Project Summary
Friedreich’s ataxia (FRDA) is a multi-systemic autosomal recessive disorder that is predominantly caused by a
homozygous GAA repeat expansion mutation within the first intron of the frataxin (FXN) gene leading to a
decrease of protein expression. Frataxin is a mitochondrial protein involved in iron metabolism. FRDA is
characterized by ataxia, neurodegeneration, muscle weakness, and cardiomyopathy. There is no treatment for
this lethal disease. We tested a new therapy for this disease consisting of wildtype (WT) hematopoietic stem
and progenitor cell (HSPC) transplantation in the Y8GR mouse model of FRDA. This therapy worked beyond
our expectation in FRDA completely correcting the neurologic, muscular and cardiac complications after a single
infusion of HSPCs in lethally irradiated Y8GR mice. We optimized an autologous CRISPR/Cas9-mediated gene
correction HSPC approach for FRDA and we are now conducting the investigational New Drug-enabling studies
for the clinical translation of this approach. Addressing the mechanism of action, we previously showed that
tissue rescue was at least partly mediated by transfer of frataxin from HSPC-derived microglia-like cells to
diseased neurons.
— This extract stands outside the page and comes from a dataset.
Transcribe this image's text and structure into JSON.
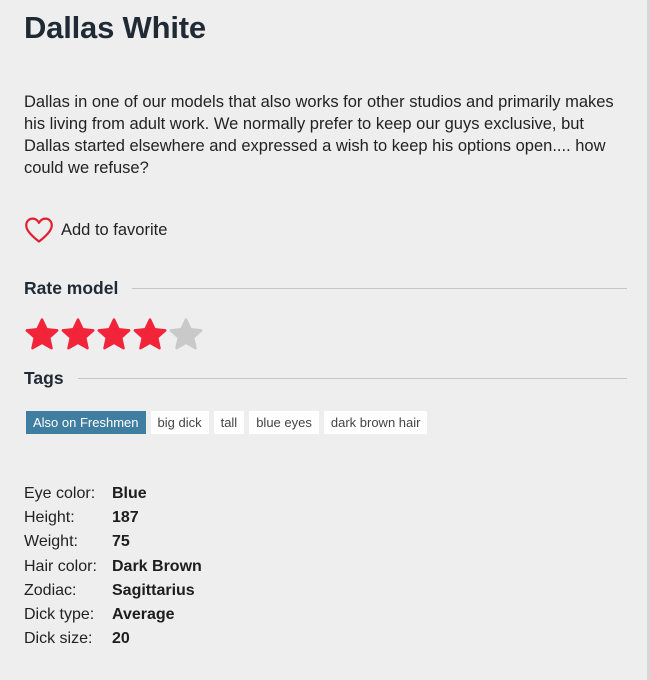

The exact mechanism of rescue including how microglial replacement and frataxin transfer
from microglia-like cells to neurons contributes to this rescue are still unknown. Very few studies investigated
the role of microglia in the pathogenesis of FRDA. We believe that the impressive response of the FXN-
expressing HSPC transplant is due to, not only the transfer of FXN into neurons, but also to the rescue of the
microglial phenotype. The central hypothesis is that these findings in the mouse model are translatable such
that CRISPR-editing of the GAA repeat expansion in HSPCs in FRDA will lead to both functional rescue of
microglia-like cells and transfer of FTX to neurons. Applying a novel cohort of induced pluripotent stem cells from
FRDA patients, controls, and importantly lines created with the proposed gene editing, we find a dramatic
phenotype in FRDA microglia that is corrected by editing. We will utilize novel in vitro and in vivo methods
including patient-derived organoids (mini-brains) and a murine xenotransplantation model of human microglia to
ascertain the microglial contribution to FRDA pathogenesis, the potential for gene editing to correct this
phenotype, and the mechanisms and functional ramifications of FTX transfer to neurons from microglia. . This
project is significant because it provides a human specific platform for disease modeling and validating novel
therapeutic approaches and provides supporting evidence that CRISPR HPSC transplantation can be used to
treat FRDA. It will also advance the understanding of microglia-neuron interactions, and open new perspectives
for the treatment of neurodegenerative diseases due to mitochondrial dysfunction.